Design Thinking. The design begins with the integration of relatively defined spatial layouts and functions. On the basis of the courtyard, we split the function into two L-shaped parts, one part is the office-based internal space, the other part is the tourist service-oriented external space. The two sections are dominated by the two angled L-shaped slope roofs, which interlaced and twisted into eaves in the inner courtyard. Finally, the amount of roof with the intention of stacking the front and back of traditional mountain forests is formed.
Thus, the landscape platforms and staggered folded roofs that gradually raise and hide the walls become the main body of the organizational space, and together with the back mountains, they retreat and misplace each other to fill the shortcomings of the mountain at the site, and show the level of near, in some distance and far, so that the architecture and environment can be better integrated.

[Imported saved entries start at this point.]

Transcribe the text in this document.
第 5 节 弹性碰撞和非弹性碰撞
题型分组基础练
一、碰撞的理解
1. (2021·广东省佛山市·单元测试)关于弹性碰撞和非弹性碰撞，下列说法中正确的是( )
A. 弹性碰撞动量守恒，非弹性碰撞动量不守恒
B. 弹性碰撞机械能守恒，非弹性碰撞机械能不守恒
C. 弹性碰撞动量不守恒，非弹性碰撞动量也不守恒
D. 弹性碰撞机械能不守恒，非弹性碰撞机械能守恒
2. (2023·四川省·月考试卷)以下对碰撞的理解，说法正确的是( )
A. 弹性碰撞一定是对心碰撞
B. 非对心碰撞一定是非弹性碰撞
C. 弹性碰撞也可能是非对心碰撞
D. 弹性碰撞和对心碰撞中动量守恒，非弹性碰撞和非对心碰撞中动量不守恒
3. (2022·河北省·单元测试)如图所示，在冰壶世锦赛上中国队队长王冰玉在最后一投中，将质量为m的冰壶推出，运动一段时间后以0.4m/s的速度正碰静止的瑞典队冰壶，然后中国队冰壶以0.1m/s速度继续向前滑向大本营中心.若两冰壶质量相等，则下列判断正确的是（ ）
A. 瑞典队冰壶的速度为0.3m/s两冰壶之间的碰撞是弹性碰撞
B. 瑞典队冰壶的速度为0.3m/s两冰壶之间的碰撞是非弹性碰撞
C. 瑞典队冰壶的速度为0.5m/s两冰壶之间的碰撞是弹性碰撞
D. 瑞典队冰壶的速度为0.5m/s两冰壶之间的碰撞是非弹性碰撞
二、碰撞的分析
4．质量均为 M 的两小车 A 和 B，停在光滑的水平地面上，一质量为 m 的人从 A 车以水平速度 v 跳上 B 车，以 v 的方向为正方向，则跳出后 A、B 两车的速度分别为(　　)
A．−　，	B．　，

Under the treatment of this physical relationship, the facade of the building disappears, and the perception of the building by the visitors along the road has become a landscaped terrace that conforms to the terrain and a layered roof that stretches and floats. “Skylight” is introduced into the design as an element that changes the internal lighting and guides the space trend. In the volume related to the entrance and public areas, flat skylights and trapezoidal openings introduce skylight, which can clearly guide the main space even when the facade is weakened. The lateral skylights are used in functional rooms such as offices and restaurants. They can better meet the lighting requirements and at the same time reduce the impact of direct light on the use of space.
Construction Strategy. Due to the short schedule and uncontrollable construction process, we also set up relevant strategies in the design to reduce its impact. First of all, the building itself uses the most common concrete frame structure as its body and utilizes the huge gap between the roof and the suspended ceiling, so that a large amount of structural height, construction errors, and equipment space are resolved in the gap.
Secondly, in the choice of materials, for the roof and landscape terrace where is the central point of view, we use two stacked materials, blue tiles, and rubble, and make the high-precision glass and window boundary details hide in the shadows they create. This ensures that even when the construction level is limited, the densely accumulated texture of the material can still be presented, interacting with the environment.
Postscript. The completed building extends its space and weakens the sense of volume, and the gap between the eaves and the terrace “limits the field of vision”, allowing visitors to focus their feelings on the natural greenery in the environment rather than the road. In the end, the building stands out as a tourist station with a traditional atmosphere and modern space experience in the mountains and forests, intertwined with nature.